Le classement invite ainsi à distinguer l’usage individuel des technologies de leur déploiement institutionnel. Un habitant peut utiliser quotidiennement des outils d’IA générative sans que les systèmes de transport, les services administratifs, la gestion des déchets, l’aménagement urbain ou les politiques sociales exploitent ces mêmes capacités à grande échelle.
Le retard des infrastructures et de l’écosystème
Casablanca figure également dans la catégorie des villes à faible performance sur les facteurs d’activation. Le graphique du BCG la place à un niveau bas à la fois pour les facteurs matériels et pour les facteurs immatériels.
Les premiers concernent les données, les infrastructures technologiques, les objets connectés, le déploiement de l’intelligence artificielle et les espaces d’expérimentation en conditions réelles. Les seconds portent sur les compétences, le financement, les start-up et l’écosystème d’innovation.
Le rapport ne publie pas le détail des scores de Casablanca pour chacun de ces indicateurs. Il ne permet donc pas d’attribuer son classement à une infrastructure particulière. Il établit néanmoins que la combinaison générale demeure insuffisante pour soutenir durablement le niveau d’adoption observé.
La métropole est également positionnée parmi les « écosystèmes naissants » en matière de financement des start-up urbaines et d’opportunités économiques. Son score reste très éloigné de celui des pôles d’innovation de premier plan comme Londres, Paris, Zurich, Amsterdam, San Francisco ou New York.
Cette faiblesse constitue un enjeu économique autant qu’urbain. Les start-up jouent un rôle central dans la conception de solutions de mobilité, de paiement, d’efficacité énergétique, de gestion environnementale et de services administratifs. Sans financement suffisant, les projets restent souvent au stade de l’expérimentation et peinent à être déployés dans l’ensemble de la ville.

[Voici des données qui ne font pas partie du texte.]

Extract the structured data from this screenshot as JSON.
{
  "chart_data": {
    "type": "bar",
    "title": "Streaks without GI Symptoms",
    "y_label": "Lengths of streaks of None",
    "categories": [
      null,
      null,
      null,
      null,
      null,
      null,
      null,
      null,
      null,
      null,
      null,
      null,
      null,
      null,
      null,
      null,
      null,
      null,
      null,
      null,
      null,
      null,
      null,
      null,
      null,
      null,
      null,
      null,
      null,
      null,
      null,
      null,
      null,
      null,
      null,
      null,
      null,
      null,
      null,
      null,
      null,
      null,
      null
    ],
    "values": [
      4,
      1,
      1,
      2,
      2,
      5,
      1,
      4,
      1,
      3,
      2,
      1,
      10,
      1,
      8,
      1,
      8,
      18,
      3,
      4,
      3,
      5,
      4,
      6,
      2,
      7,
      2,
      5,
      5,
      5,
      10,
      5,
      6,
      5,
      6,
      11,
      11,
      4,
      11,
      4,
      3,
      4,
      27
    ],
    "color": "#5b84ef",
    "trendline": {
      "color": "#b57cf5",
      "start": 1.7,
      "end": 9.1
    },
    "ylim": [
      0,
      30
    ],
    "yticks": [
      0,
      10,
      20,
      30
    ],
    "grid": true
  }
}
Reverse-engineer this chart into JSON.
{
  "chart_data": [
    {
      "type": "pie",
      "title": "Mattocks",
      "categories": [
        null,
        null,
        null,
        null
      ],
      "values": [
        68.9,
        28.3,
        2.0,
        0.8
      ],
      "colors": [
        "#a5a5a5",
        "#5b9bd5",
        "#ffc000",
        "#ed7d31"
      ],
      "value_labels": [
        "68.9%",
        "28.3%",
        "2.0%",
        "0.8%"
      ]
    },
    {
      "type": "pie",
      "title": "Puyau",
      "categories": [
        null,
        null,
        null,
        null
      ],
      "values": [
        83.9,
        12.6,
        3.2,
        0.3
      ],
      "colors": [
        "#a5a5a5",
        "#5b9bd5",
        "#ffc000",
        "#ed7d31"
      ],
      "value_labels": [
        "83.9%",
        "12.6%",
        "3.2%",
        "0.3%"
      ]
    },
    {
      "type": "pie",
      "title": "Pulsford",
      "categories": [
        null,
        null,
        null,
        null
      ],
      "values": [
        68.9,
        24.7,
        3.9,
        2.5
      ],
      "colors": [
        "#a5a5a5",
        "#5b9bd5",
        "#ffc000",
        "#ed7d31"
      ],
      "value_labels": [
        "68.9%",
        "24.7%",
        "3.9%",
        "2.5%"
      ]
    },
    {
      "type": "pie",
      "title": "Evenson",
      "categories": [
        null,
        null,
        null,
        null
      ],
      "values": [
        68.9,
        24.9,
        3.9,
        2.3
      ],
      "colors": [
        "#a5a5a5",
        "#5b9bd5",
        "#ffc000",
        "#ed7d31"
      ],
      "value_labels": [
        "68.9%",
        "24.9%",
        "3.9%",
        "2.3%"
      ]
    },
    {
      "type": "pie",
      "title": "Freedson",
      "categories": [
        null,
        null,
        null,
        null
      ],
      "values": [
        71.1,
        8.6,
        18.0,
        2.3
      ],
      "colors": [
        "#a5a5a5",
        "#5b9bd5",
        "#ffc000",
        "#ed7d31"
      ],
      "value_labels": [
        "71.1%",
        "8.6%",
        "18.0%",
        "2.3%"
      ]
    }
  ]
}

Transformer l’adoption en politique urbaine
Le rapport propose quatre orientations générales qui prennent une résonance particulière pour Casablanca : clarifier les priorités stratégiques, améliorer la gouvernance, étendre les solutions déjà adoptées et renforcer les facteurs d’activation.
La première urgence consiste à définir une feuille de route capable de sélectionner les usages offrant le plus grand impact pour les habitants. La ville ne peut pas multiplier indéfiniment les projets isolés. Elle doit choisir des priorités mesurables autour de la mobilité, des services administratifs, de l’environnement, de l’inclusion ou de l’attractivité économique.
La deuxième concerne la coordination entre les différentes autorités, les opérateurs publics, les entreprises, les universités et les acteurs technologiques. Le BCG souligne l’importance d’une gouvernance clairement identifiée et de responsables disposant de moyens pour conduire les projets.

Casablanca pourrait également s’appuyer sur son statut de premier centre économique du Maroc pour développer davantage de partenariats public-privé, attirer du capital-risque et créer des espaces d’expérimentation urbaine. Les compétences technologiques produites par les universités et les écoles devraient, dans cette perspective, être davantage reliées aux besoins concrets de la métropole.
Le classement de Casablanca ne traduit donc pas une résistance de sa population à la transformation numérique. Il révèle au contraire une demande située en avance sur les capacités urbaines disponibles. Le principal défi sera désormais de convertir cet appétit technologique en services publics plus efficaces, en entreprises innovantes et en améliorations visibles de la qualité de vie. La 59e place constitue un avertissement sur les fondations encore fragiles, tandis que le 5e rang mondial dans l’adoption montre que la métropole dispose déjà de l’un des ingrédients les plus difficiles à construire : l’adhésion de ses habitants.
![[RAPPORT] Intelligent Cities Index 2026 : Casablanca, 59e mondiale mais dans le Top 5 pour l’adoption numérique l DRH.ma](https://drh.ma/wp-content/uploads/2026/07/Intelligent-Cities-Index-2026-750x375.jpg)







![[ETUDE] Neurodiversité : 15 à 20 % des actifs concernés, mais seuls 40 % des managers formés aux adaptation du travail l DRH.ma](https://drh.ma/wp-content/uploads/2026/07/Neurodiversite-1024x532.jpg)
![[ENQUÊTE] Post-licenciement : 57 % des professionnels poussés vers un salaire inférieur, l’IA durcit le rapport de force l DRH.ma](https://drh.ma/wp-content/uploads/2026/07/Post-licenciement-1024x532.jpg)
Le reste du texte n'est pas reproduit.